福澤武(29)独立自尊

守る 変える
貫いた信念

社長職は丸ビル開業の1年前に退いていた。「どうして丸ビル開業を花道にしないのか」という声もあったが、後任の候補は考えていた。会社の経営も落ち着いていて、バトンタッチにちょうどいい。それに、丸ビル開業のときの社長なら、世間の注目も集める。丸ビルは次期社長への贈り物だった。

その後も丸の内は東京、そして日本を代表するビジネスセンターとして成長し続けている。一方、アジアの都市も台頭している。

人材は魅力的な街に集まる。丸の内は変わり続けなければならない。

曽祖父の諭吉は「一身にして二生を経る」と述べている。明治維新の前と後、まるで違う2つの時代を生きたという意味である。83年間の我が人生を振り返れば、3つの時代を生きた。戦前と戦後、そして戦後のアンシャン・レジーム(旧体制)が終わったと考える1997年以降である。いわば「一身にして三生を経る」体験をしたが、時代が移り変わっても忘れてはならないことがある。

守るべきものは守り、変えるべきものは変えることである。私自身、経営者として口癖のように繰り返してきた。

丸ビルの建て替えで初めて指名入札を導入したときは、建設業界に恨まれたと思う。それでも勇気をもって見直した。「変えることが道理にかなう」と考えたからである。

ならば、何を守り、次の世代に引き継ぐべきか。一つは、長きにわたって社会に貢献し続ける老舗の精神だと思う。

2009年の9月4日、「Spirits of SHINISE 協会」という団体を立ち上げた。前年のリーマン・ショックが示したように「カネのためのカネもうけ」を追い求めていては、企業社会は長続きしない。老舗の精神を研究しようと、今は50社ほどのメンバーとともに侃々諤々の議論を続けている。

老舗の理念や歴史に共通するのは、まずはお客様に良い物、良いサービスの提供を目指すことである。それを実現するために、従業員を大切にして従業員の価値を高める。そのうえで生まれた利益から株主配当を出していく。それこそ老舗の精神である。

我々の歴史は革新のヒントも教えてくれる。丸ビルは、法隆寺の五重塔の芯柱から着想を得た「耐震シャフト」を使っている。昔の知恵を取り入れ、大地震にも耐えられる構造になっている。学ぶべきことはたくさんある。

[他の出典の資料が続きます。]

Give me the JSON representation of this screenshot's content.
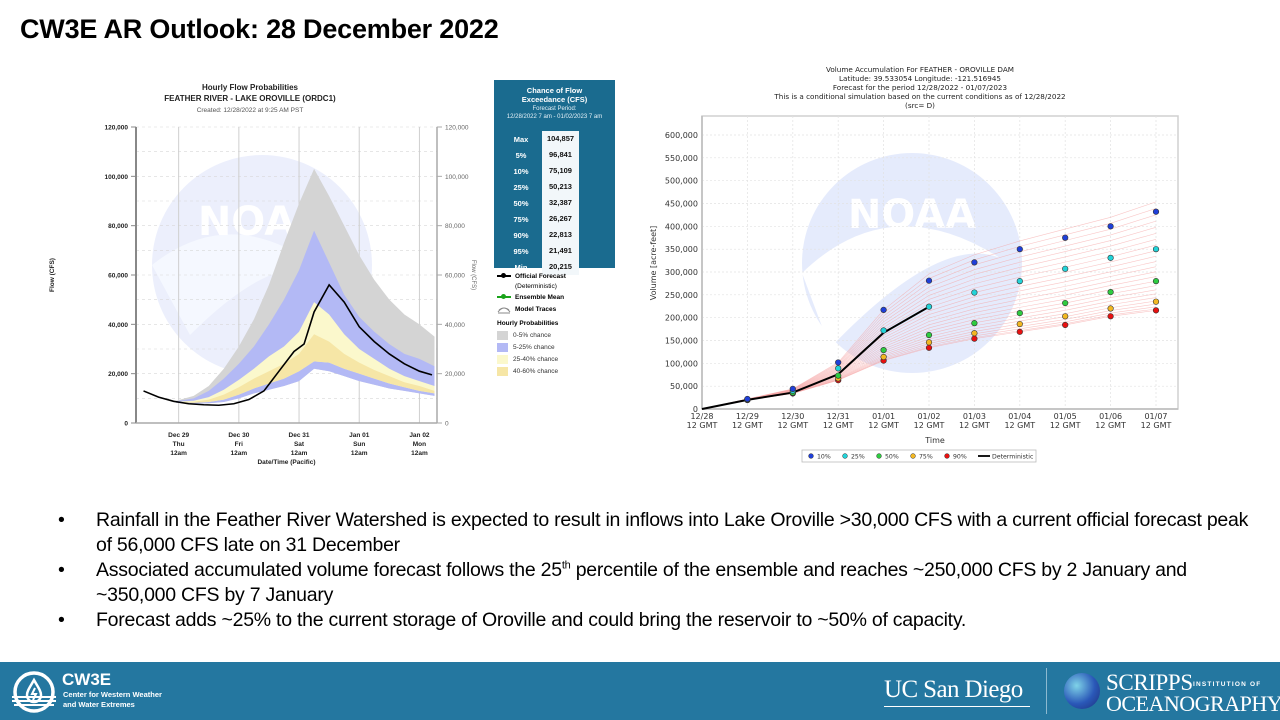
{
  "slide": {
    "title": "CW3E AR Outlook: 28 December 2022"
  },
  "left_chart": {
    "title_line1": "Hourly Flow Probabilities",
    "title_line2": "FEATHER RIVER - LAKE OROVILLE (ORDC1)",
    "created": "Created: 12/28/2022 at 9:25 AM PST",
    "exceedance": {
      "title_line1": "Chance of Flow",
      "title_line2": "Exceedance (CFS)",
      "period_label": "Forecast Period:",
      "period": "12/28/2022 7 am - 01/02/2023 7 am",
      "rows": [
        {
          "label": "Max",
          "value": "104,857"
        },
        {
          "label": "5%",
          "value": "96,841"
        },
        {
          "label": "10%",
          "value": "75,109"
        },
        {
          "label": "25%",
          "value": "50,213"
        },
        {
          "label": "50%",
          "value": "32,387"
        },
        {
          "label": "75%",
          "value": "26,267"
        },
        {
          "label": "90%",
          "value": "22,813"
        },
        {
          "label": "95%",
          "value": "21,491"
        },
        {
          "label": "Min",
          "value": "20,215"
        }
      ]
    },
    "legend": {
      "official": "Official Forecast",
      "official_sub": "(Deterministic)",
      "ensemble": "Ensemble Mean",
      "traces": "Model Traces",
      "prob_header": "Hourly Probabilities",
      "bands": [
        {
          "label": "0-5% chance",
          "color": "#d4d4d4"
        },
        {
          "label": "5-25% chance",
          "color": "#b3b9f5"
        },
        {
          "label": "25-40% chance",
          "color": "#fbf8cc"
        },
        {
          "label": "40-60% chance",
          "color": "#f6e6a6"
        }
      ]
    },
    "watermark": "NOAA"
  },
  "right_chart": {
    "title_lines": [
      "Volume Accumulation For FEATHER - OROVILLE DAM",
      "Latitude: 39.533054 Longitude: -121.516945",
      "Forecast for the period 12/28/2022 - 01/07/2023",
      "This is a conditional simulation based on the current conditions as of 12/28/2022",
      "(src= D)"
    ]
  },
  "chart_data": [
    {
      "type": "area",
      "title": "Hourly Flow Probabilities - FEATHER RIVER - LAKE OROVILLE (ORDC1)",
      "xlabel": "Date/Time (Pacific)",
      "ylabel": "Flow (CFS)",
      "ylabel_right": "Flow (CFS)",
      "ylim": [
        0,
        120000
      ],
      "yticks": [
        "0",
        "20,000",
        "40,000",
        "60,000",
        "80,000",
        "100,000",
        "120,000"
      ],
      "x_hours_range": [
        -17,
        103
      ],
      "xticks": [
        {
          "h": 0,
          "l1": "Dec 29",
          "l2": "Thu",
          "l3": "12am"
        },
        {
          "h": 24,
          "l1": "Dec 30",
          "l2": "Fri",
          "l3": "12am"
        },
        {
          "h": 48,
          "l1": "Dec 31",
          "l2": "Sat",
          "l3": "12am"
        },
        {
          "h": 72,
          "l1": "Jan 01",
          "l2": "Sun",
          "l3": "12am"
        },
        {
          "h": 96,
          "l1": "Jan 02",
          "l2": "Mon",
          "l3": "12am"
        }
      ],
      "grid": true,
      "x": [
        -1,
        6,
        12,
        18,
        24,
        30,
        36,
        42,
        48,
        54,
        60,
        66,
        72,
        78,
        84,
        90,
        96,
        102
      ],
      "bands": {
        "p0_hi": [
          9000,
          11000,
          15000,
          22000,
          31000,
          42000,
          56000,
          73000,
          89000,
          103000,
          92000,
          80000,
          68000,
          58000,
          50000,
          44000,
          40000,
          35000
        ],
        "p5_hi": [
          8800,
          10000,
          13000,
          18000,
          24000,
          31000,
          40000,
          50000,
          62000,
          78000,
          65000,
          52000,
          43000,
          37000,
          32000,
          28000,
          26000,
          23000
        ],
        "p25_hi": [
          8600,
          9000,
          10500,
          13500,
          17500,
          22000,
          27000,
          31000,
          37000,
          49000,
          44000,
          36000,
          30000,
          26000,
          22000,
          19000,
          17000,
          15000
        ],
        "p40_hi": [
          8500,
          8600,
          9500,
          11500,
          14500,
          18000,
          21000,
          24000,
          28000,
          36000,
          33000,
          28000,
          24500,
          21500,
          19000,
          16500,
          15000,
          13000
        ],
        "p40_lo": [
          8400,
          8200,
          8500,
          9500,
          11500,
          14000,
          16000,
          18000,
          21000,
          25000,
          24500,
          22000,
          20000,
          18000,
          16000,
          14500,
          13000,
          12000
        ],
        "p5_lo": [
          8200,
          7800,
          8000,
          8500,
          10000,
          12000,
          13500,
          15000,
          17000,
          22000,
          21000,
          19000,
          17000,
          15500,
          14000,
          13000,
          12000,
          11000
        ]
      },
      "series": [
        {
          "name": "Official Forecast (Deterministic)",
          "x": [
            -14,
            -8,
            -2,
            4,
            10,
            16,
            22,
            28,
            34,
            40,
            46,
            50,
            54,
            60,
            66,
            72,
            78,
            84,
            90,
            96,
            101
          ],
          "values": [
            13000,
            10500,
            8800,
            7800,
            7400,
            7200,
            7800,
            9500,
            13000,
            21000,
            29000,
            32000,
            45000,
            56000,
            49000,
            39000,
            33000,
            28000,
            24000,
            21000,
            19500
          ]
        }
      ]
    },
    {
      "type": "scatter",
      "title": "Volume Accumulation For FEATHER - OROVILLE DAM",
      "xlabel": "Time",
      "ylabel": "Volume [acre-feet]",
      "ylim": [
        0,
        600000
      ],
      "yticks": [
        "0",
        "50,000",
        "100,000",
        "150,000",
        "200,000",
        "250,000",
        "300,000",
        "350,000",
        "400,000",
        "450,000",
        "500,000",
        "550,000",
        "600,000"
      ],
      "categories": [
        "12/28",
        "12/29",
        "12/30",
        "12/31",
        "01/01",
        "01/02",
        "01/03",
        "01/04",
        "01/05",
        "01/06",
        "01/07"
      ],
      "category_sub": "12 GMT",
      "grid": true,
      "legend_position": "bottom",
      "series": [
        {
          "name": "10%",
          "color": "#1f3fd9",
          "values": [
            null,
            22000,
            44000,
            102000,
            217000,
            281000,
            321000,
            350000,
            375000,
            400000,
            432000
          ]
        },
        {
          "name": "25%",
          "color": "#22d3d8",
          "values": [
            null,
            21000,
            40000,
            89000,
            172000,
            224000,
            255000,
            280000,
            307000,
            331000,
            350000
          ]
        },
        {
          "name": "50%",
          "color": "#2ecc40",
          "values": [
            null,
            20500,
            36000,
            73000,
            129000,
            162000,
            188000,
            210000,
            232000,
            256000,
            280000
          ]
        },
        {
          "name": "75%",
          "color": "#f2b722",
          "values": [
            null,
            20000,
            35000,
            67000,
            114000,
            146000,
            166000,
            186000,
            203000,
            220000,
            235000
          ]
        },
        {
          "name": "90%",
          "color": "#e81010",
          "values": [
            null,
            19500,
            34000,
            63000,
            106000,
            134000,
            154000,
            169000,
            184000,
            203000,
            216000
          ]
        },
        {
          "name": "Deterministic",
          "color": "#000000",
          "values": [
            0,
            20000,
            36000,
            76000,
            167000,
            224000,
            null,
            null,
            null,
            null,
            null
          ]
        }
      ]
    }
  ],
  "bullets": [
    {
      "text": "Rainfall in the Feather River Watershed is expected to result in inflows into Lake Oroville >30,000 CFS with a current official forecast peak of 56,000 CFS late on 31 December"
    },
    {
      "text_before": "Associated accumulated volume forecast follows the 25",
      "sup": "th",
      "text_after": " percentile of the ensemble and reaches ~250,000 CFS by 2 January and ~350,000 CFS by 7 January"
    },
    {
      "text": "Forecast adds ~25% to the current storage of Oroville and could bring the reservoir to ~50% of capacity."
    }
  ],
  "bullet_glyph": "•",
  "footer": {
    "bg_color": "#2477a0",
    "cw3e_name": "CW3E",
    "cw3e_sub1": "Center for Western Weather",
    "cw3e_sub2": "and Water Extremes",
    "ucsd": "UC San Diego",
    "scripps_1": "SCRIPPS",
    "scripps_1b": "INSTITUTION OF",
    "scripps_2": "OCEANOGRAPHY"
  }
}
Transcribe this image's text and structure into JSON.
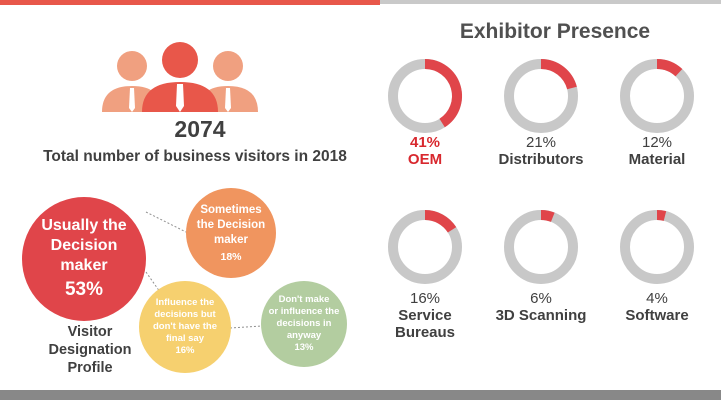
{
  "visitors": {
    "count": "2074",
    "caption": "Total number of business visitors in 2018"
  },
  "designation": {
    "label_lines": [
      "Visitor",
      "Designation",
      "Profile"
    ],
    "bubbles": {
      "main": {
        "lines": [
          "Usually the",
          "Decision",
          "maker"
        ],
        "percent": "53%"
      },
      "sometimes": {
        "lines": [
          "Sometimes",
          "the Decision",
          "maker"
        ],
        "percent": "18%"
      },
      "influence": {
        "lines": [
          "Influence the",
          "decisions but",
          "don't have the",
          "final say"
        ],
        "percent": "16%"
      },
      "dont": {
        "lines": [
          "Don't make",
          "or influence the",
          "decisions in",
          "anyway"
        ],
        "percent": "13%"
      }
    }
  },
  "exhibitor": {
    "title": "Exhibitor Presence",
    "items": [
      {
        "percent_label": "41%",
        "name_lines": [
          "OEM"
        ],
        "value": 41
      },
      {
        "percent_label": "21%",
        "name_lines": [
          "Distributors"
        ],
        "value": 21
      },
      {
        "percent_label": "12%",
        "name_lines": [
          "Material"
        ],
        "value": 12
      },
      {
        "percent_label": "16%",
        "name_lines": [
          "Service",
          "Bureaus"
        ],
        "value": 16
      },
      {
        "percent_label": "6%",
        "name_lines": [
          "3D Scanning"
        ],
        "value": 6
      },
      {
        "percent_label": "4%",
        "name_lines": [
          "Software"
        ],
        "value": 4
      }
    ]
  },
  "colors": {
    "accent": "#e8574a",
    "donut_track": "#c8c8c8",
    "donut_fill": "#e0454a",
    "highlight_text": "#d8282e"
  }
}
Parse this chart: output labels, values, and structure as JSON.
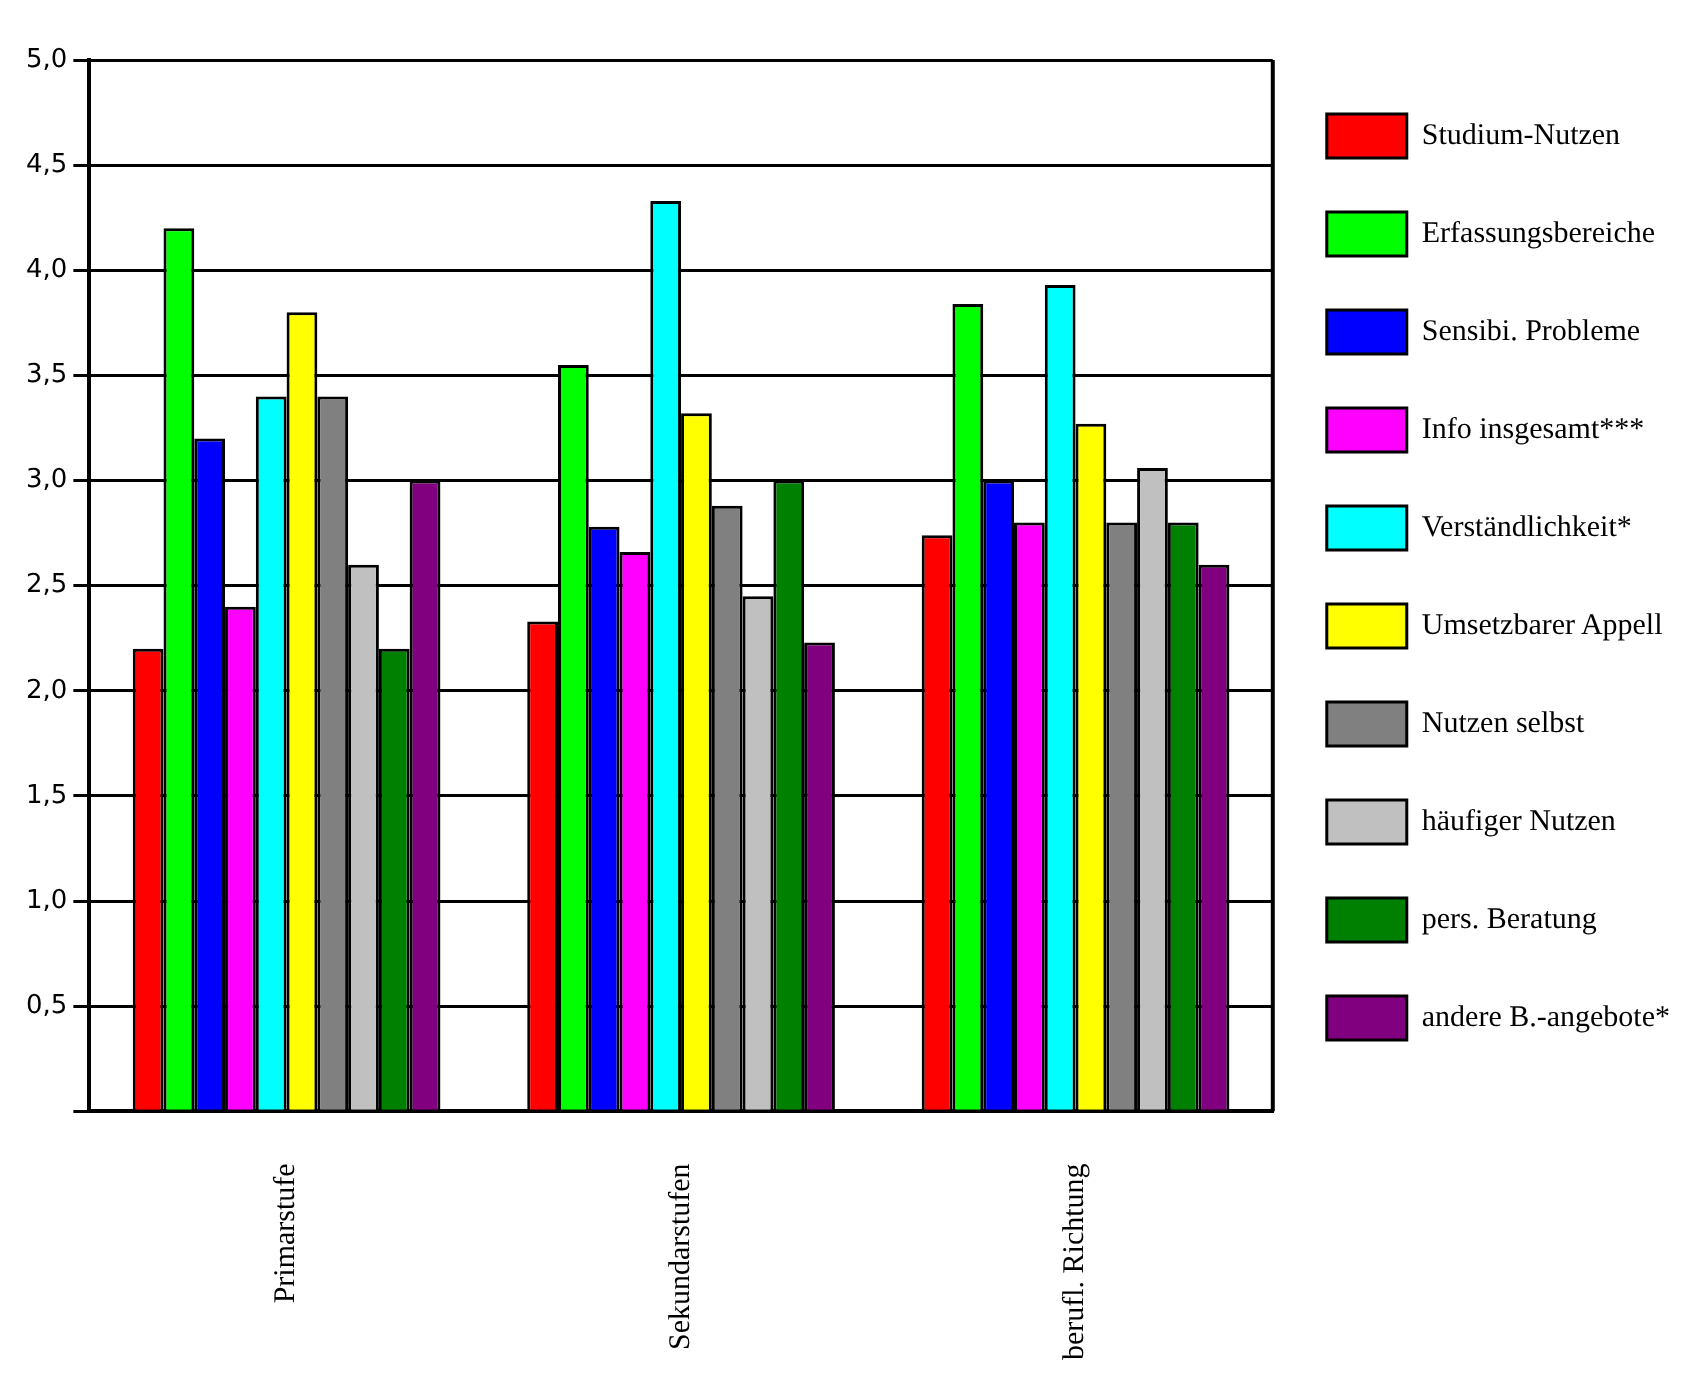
{
  "chart_data": {
    "type": "bar",
    "categories": [
      "Primarstufe",
      "Sekundarstufen",
      "berufl. Richtung"
    ],
    "series": [
      {
        "name": "Studium-Nutzen",
        "color": "#ff0000",
        "values": [
          2.2,
          2.33,
          2.74
        ]
      },
      {
        "name": "Erfassungsbereiche",
        "color": "#00ff00",
        "values": [
          4.2,
          3.55,
          3.84
        ]
      },
      {
        "name": "Sensibi. Probleme",
        "color": "#0000ff",
        "values": [
          3.2,
          2.78,
          3.0
        ]
      },
      {
        "name": "Info insgesamt***",
        "color": "#ff00ff",
        "values": [
          2.4,
          2.66,
          2.8
        ]
      },
      {
        "name": "Verständlichkeit*",
        "color": "#00ffff",
        "values": [
          3.4,
          4.33,
          3.93
        ]
      },
      {
        "name": "Umsetzbarer Appell",
        "color": "#ffff00",
        "values": [
          3.8,
          3.32,
          3.27
        ]
      },
      {
        "name": "Nutzen selbst",
        "color": "#808080",
        "values": [
          3.4,
          2.88,
          2.8
        ]
      },
      {
        "name": "häufiger Nutzen",
        "color": "#c0c0c0",
        "values": [
          2.6,
          2.45,
          3.06
        ]
      },
      {
        "name": "pers. Beratung",
        "color": "#008000",
        "values": [
          2.2,
          3.0,
          2.8
        ]
      },
      {
        "name": "andere B.-angebote*",
        "color": "#800080",
        "values": [
          3.0,
          2.23,
          2.6
        ]
      }
    ],
    "ylim": [
      0,
      5
    ],
    "yticks": [
      {
        "value": 0,
        "label": null
      },
      {
        "value": 0.5,
        "label": "0,5"
      },
      {
        "value": 1,
        "label": "1,0"
      },
      {
        "value": 1.5,
        "label": "1,5"
      },
      {
        "value": 2,
        "label": "2,0"
      },
      {
        "value": 2.5,
        "label": "2,5"
      },
      {
        "value": 3,
        "label": "3,0"
      },
      {
        "value": 3.5,
        "label": "3,5"
      },
      {
        "value": 4,
        "label": "4,0"
      },
      {
        "value": 4.5,
        "label": "4,5"
      },
      {
        "value": 5,
        "label": "5,0"
      }
    ],
    "grid": "y",
    "legend": "right"
  }
}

次の世代が良い社会をつくるには、まずは企業が健全にならなければならない。企業は社会の公器だからだ。日本企業は「企業戦士」や「モーレツ」を求めてきたが、一方で精神的な豊かさを置き去りにしてきたのではないか。それが社会のゆがみにつながったのではないか。

生きがいを持って毎日を過ごすには家庭が健全であることも大切だ。良い家庭づくりに努めるのは社会人の責務である。

ずっと寝たきりで、一族の落ちこぼれと思われたこともあったが、多くの人に支えられて今日まで来れた。特に、私が生きてこれたのは母のおかげであり、働いてこれたのは妻の支えがあったからだ。

本当に感謝している。そんな人たちに囲まれて、私の独立自尊がここにある。